The noise and vibration are directly related to the perceived quality of a
vehicle and it is crucial that the manufacturers focus their efforts to reduce
that. When an unusual noise appears, it is a great challenge to define an
approach for understanding the phenomenon, identifying the cause and then
defining a solution to reduce its effect. A “knocking noise” coming from the
brake rigid pipes is perceived while driving the vehicle in a cobbled pavement
at low speed and it coincides with the closure of brake system module inlet
valves. When a valve closes quickly, there is a sudden change in the flow
velocity, which generates a pressure transient in the brake fluid inducing
vibrations in the rigid pipes.

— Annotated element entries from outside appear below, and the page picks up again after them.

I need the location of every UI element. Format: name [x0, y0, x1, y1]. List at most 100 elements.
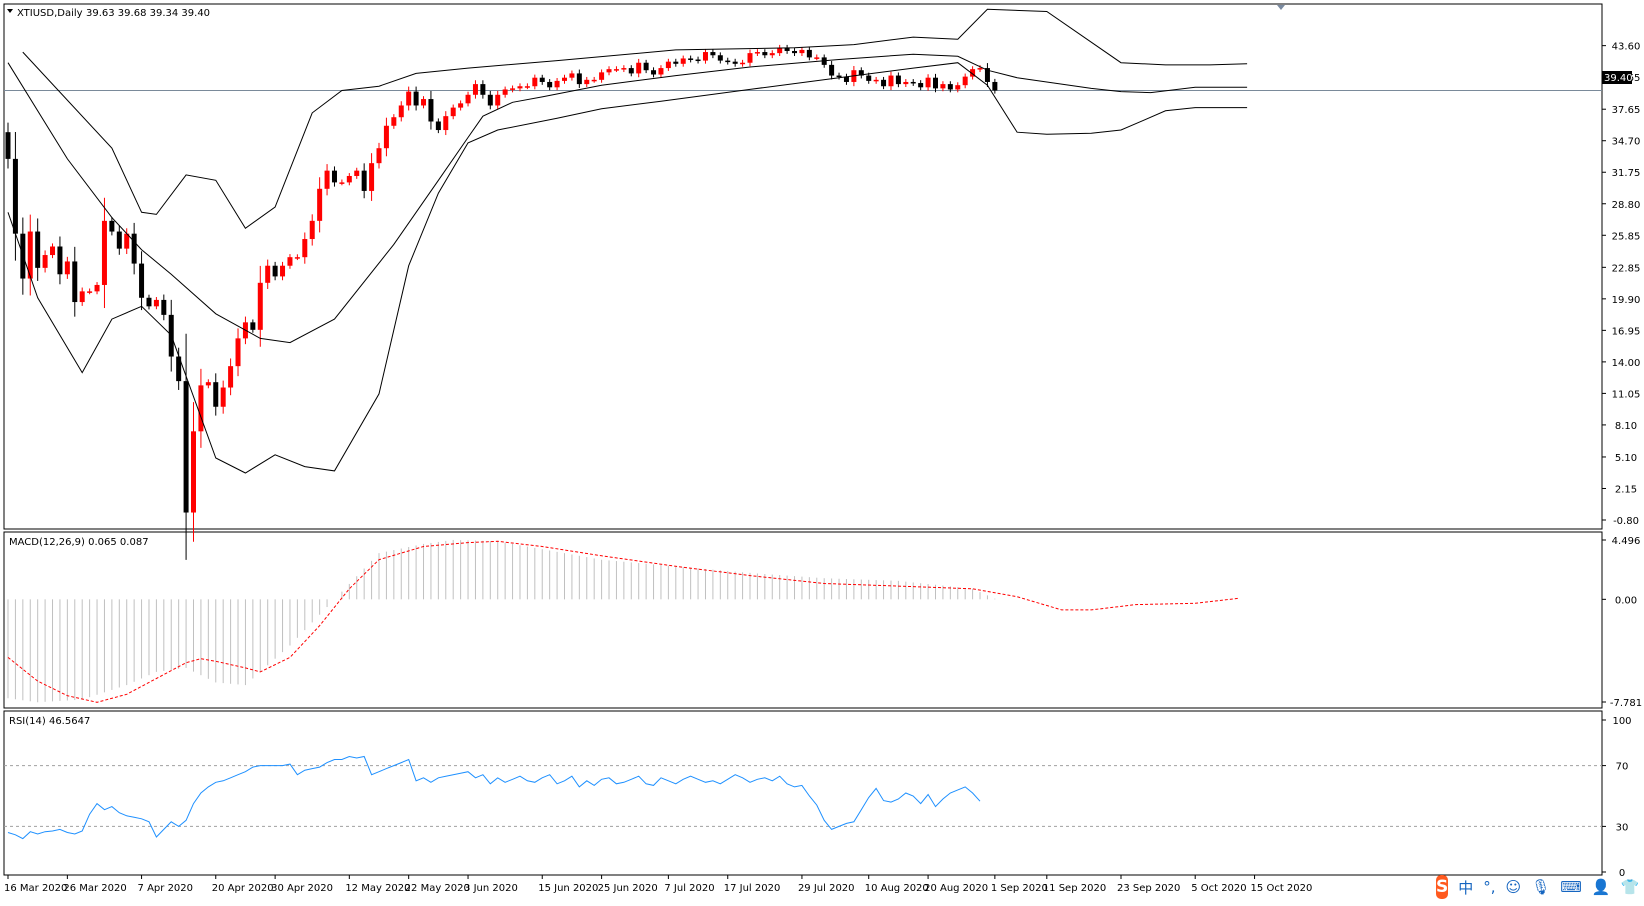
time-tick-label: 3 Jun 2020 [464, 883, 518, 894]
candle-body [413, 91, 419, 106]
user-icon[interactable]: 👤 [1591, 878, 1611, 896]
language-toggle[interactable]: 中 [1458, 878, 1474, 897]
time-tick-label: 20 Apr 2020 [212, 883, 274, 894]
candle-body [866, 75, 872, 81]
candle-body [569, 73, 575, 78]
candle-body [740, 62, 746, 65]
candle-body [829, 64, 835, 76]
price-tick-label: 8.10 [1615, 421, 1637, 432]
price-tick-label: 31.75 [1612, 168, 1641, 179]
candle-body [287, 257, 293, 266]
candle-body [272, 265, 278, 277]
ime-toolbar: S 中 °, ☺ 🎙 ⌨ 👤 👕 ▦ [1430, 873, 1644, 901]
macd-tick-label: -7.781 [1610, 698, 1642, 709]
macd-layer [7, 539, 1240, 703]
candle-body [628, 68, 634, 74]
candle-body [524, 86, 530, 88]
candle-body [139, 263, 145, 298]
keyboard-icon[interactable]: ⌨ [1560, 878, 1582, 896]
price-tick-label: -0.80 [1613, 516, 1639, 527]
shift-marker-icon[interactable] [1277, 5, 1285, 10]
candle-body [517, 86, 523, 89]
candle-body [539, 77, 545, 82]
candle-body [465, 94, 471, 104]
candle-body [176, 356, 182, 382]
macd-panel-frame [3, 531, 1603, 709]
candle-body [146, 297, 152, 307]
candle-body [836, 75, 842, 78]
time-tick-label: 26 Mar 2020 [63, 883, 126, 894]
candle-body [576, 73, 582, 85]
time-tick-label: 22 May 2020 [405, 883, 470, 894]
candle-body [554, 80, 560, 88]
candle-body [947, 84, 953, 90]
candle-body [547, 81, 553, 88]
time-tick-label: 25 Jun 2020 [598, 883, 658, 894]
bollinger-middle-line [7, 53, 1248, 344]
candle-body [50, 246, 56, 256]
emoji-icon[interactable]: ☺ [1505, 878, 1522, 896]
candle-body [777, 47, 783, 54]
price-layer [4, 8, 1602, 560]
price-tick-label: 37.65 [1612, 105, 1641, 116]
price-panel-frame [3, 3, 1603, 530]
shirt-icon[interactable]: 👕 [1620, 878, 1640, 896]
candle-body [280, 265, 286, 277]
candle-body [732, 61, 738, 64]
candle-body [27, 231, 33, 279]
candle-body [220, 387, 226, 407]
candle-body [814, 57, 820, 59]
rsi-tick-label: 0 [1619, 868, 1625, 879]
candle-body [940, 84, 946, 89]
candle-body [643, 62, 649, 71]
candle-body [116, 231, 122, 249]
candle-body [888, 75, 894, 87]
price-tick-label: 16.95 [1612, 326, 1641, 337]
price-tick-label: 34.70 [1612, 137, 1641, 148]
candle-body [87, 291, 93, 293]
candle-body [621, 68, 627, 70]
chart-menu-triangle-icon[interactable] [7, 9, 13, 13]
price-tick-label: 14.00 [1612, 358, 1641, 369]
candle-body [702, 52, 708, 61]
candle-body [688, 58, 694, 60]
price-tick-label: 2.15 [1615, 484, 1637, 495]
bollinger-upper-line [22, 8, 1248, 230]
candle-body [198, 385, 204, 432]
candle-body [665, 61, 671, 69]
candle-body [79, 291, 85, 303]
candle-body [532, 77, 538, 87]
price-tick-label: 5.10 [1615, 453, 1637, 464]
candle-body [613, 69, 619, 71]
candle-body [361, 170, 367, 191]
candle-body [302, 239, 308, 258]
candle-body [213, 382, 219, 407]
candle-body [495, 94, 501, 106]
candle-body [228, 366, 234, 388]
axis-layer: 43.6040.6537.6534.7031.7528.8025.8522.85… [4, 42, 1642, 894]
candle-body [153, 299, 159, 307]
candle-body [747, 53, 753, 63]
time-tick-label: 16 Mar 2020 [4, 883, 67, 894]
candle-body [161, 299, 167, 315]
rsi-line [7, 755, 981, 840]
candle-body [183, 381, 189, 513]
candle-body [346, 175, 352, 183]
candle-body [881, 79, 887, 87]
candle-body [421, 99, 427, 106]
candle-body [977, 68, 983, 70]
price-tick-label: 11.05 [1612, 389, 1641, 400]
candle-body [584, 79, 590, 85]
microphone-icon[interactable]: 🎙 [1531, 878, 1551, 896]
candle-body [257, 282, 263, 330]
candle-body [933, 77, 938, 89]
candle-body [710, 52, 716, 56]
time-tick-label: 11 Sep 2020 [1043, 883, 1106, 894]
sogou-logo-icon[interactable]: S [1436, 875, 1449, 899]
candle-body [680, 58, 686, 64]
price-tick-label: 22.85 [1612, 263, 1641, 274]
punctuation-toggle[interactable]: °, [1483, 878, 1496, 896]
candle-body [792, 50, 798, 54]
candle-body [12, 158, 18, 234]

The pressure transient can be minimized by
reducing the speed at which the pressure waves travel in the pipe. The bulk
modulus, the density of the fluid, the velocity of valve closing, the Young’s
modulus and the dimensions of the pipes, determine the wave speed. The objective
of this work is, first to correlate the phenomenon with the theory regarding the
transient flow by presenting the measurements of pressure change in the brake
lines during the brake unit valves actuation. Afterwards, evaluate the
experimental results of changing the variables that affect the wave speed, and
its influence in the noise perception. At the end, show how the application of a
hybrid pipe solution, which reduces the Young’s modulus of the brake line, can
reduce the pressure transient as well as the “knocking noise”.